A estampa é simples à primeira vista: uma palavra, uma vogal alongada, aquele "u" que carrega o peso de um grito abafado. "Boo" é ao mesmo tempo uma saudação zíngara, um som de desaprovação, o chamado de um fantasma, o brado de uma multidão. É tudo isso porque é nada disso. A palavra flutua no vazio, sem contexto, sem intenção clara exatamente como a gente se sente navegando pelas ruínas da cultura contemporânea. É absurdo porque é preciso. É humor porque é desesperador. Quem veste essa camiseta não está fazendo uma piada está fazendo uma confissão.
Historicamente, "boo" tem origens que atravessam séculos de linguagem humana. Há séculos é um som de desaprovação, o grito da plateia quando o ator fracassa. Mas nos últimos anos, especialmente na cultura digital, "boo" virou um meme que contém uma verdade maior: a capacidade de reduzir toda a frustração, toda a absurdidade, toda a insanidade do mundo contemporâneo a uma única sílaba carregada de ironia. É a linguagem da geração que cresceu assistindo à história em tempo real através de um feed de rede social onde política, tragédia, viral de 15 segundos e publicidade se misturam sem hierarquia. "Boo" é o som dessa vertigem.
Hoje, essa palavra ressoa de um jeito que nossos avós nunca poderiam prever. Vivemos em uma era onde o irônico se tornou a linguagem padrão da comunicação honesta. Quando você diz algo reto, sem camadas, sem meme, as pessoas acham estranho. "Boo" é a resposta automática para tudo: para política que não faz sentido, para notícias que parecem sátira, para a própria existência de estar vivo em 2024. É crítica disfarçada de brincadeira. É desespero disfarçado de meme. É uma forma de estar no mundo sem se sufocar completamente.
A camiseta é premium porque merecia sê-lo. O algodão peruano de fibra longa é daqueles tecidos que entendem o tempo quanto mais você lava, quanto mais você veste, melhor fica. A fibra amacia, ganha corpo, se acomoda no seu físico como se estivesse esperando por você há anos. O corte é unissex, levemente solto, aquele tipo de caimento que funciona em qualquer corpo porque não tenta ser nada além do que é: um suporte honesto para a ideia que ele carrega.

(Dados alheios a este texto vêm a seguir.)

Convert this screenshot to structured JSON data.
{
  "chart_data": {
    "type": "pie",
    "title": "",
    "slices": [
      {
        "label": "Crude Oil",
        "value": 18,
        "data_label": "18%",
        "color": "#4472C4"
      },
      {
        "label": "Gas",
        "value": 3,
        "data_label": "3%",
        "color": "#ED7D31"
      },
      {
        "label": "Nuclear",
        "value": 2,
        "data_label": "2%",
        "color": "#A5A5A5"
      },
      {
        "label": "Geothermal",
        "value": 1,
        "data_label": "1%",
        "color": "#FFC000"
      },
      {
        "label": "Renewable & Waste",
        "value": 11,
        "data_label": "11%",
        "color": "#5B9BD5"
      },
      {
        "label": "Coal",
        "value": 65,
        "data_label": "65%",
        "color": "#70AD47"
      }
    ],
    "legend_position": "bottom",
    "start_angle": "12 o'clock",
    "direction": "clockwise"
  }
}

Tamanhos de PP ao 3G porque a gente acredita que irreverência não tem tamanho. Você vai usar isso todos os dias e a peça vai ficar melhor com você, não o contrário.
A Lacraste coloca essa estampa no mundo porque entendemos que arte não é só o que está em museu. Arte é também o que você coloca no corpo quando quer dizer algo sem ter que explicar. "Boo" é essa coisa: é uma piada que é um grito, é um meme que é uma filosofia, é uma palavra que é um manifesto invisível. Quem veste sabe. Quem cruza na rua e vê sente aquela familiaridade de estar no mesmo barco o barco dos que acham tudo meio ridículo e continuam vivendo mesmo assim.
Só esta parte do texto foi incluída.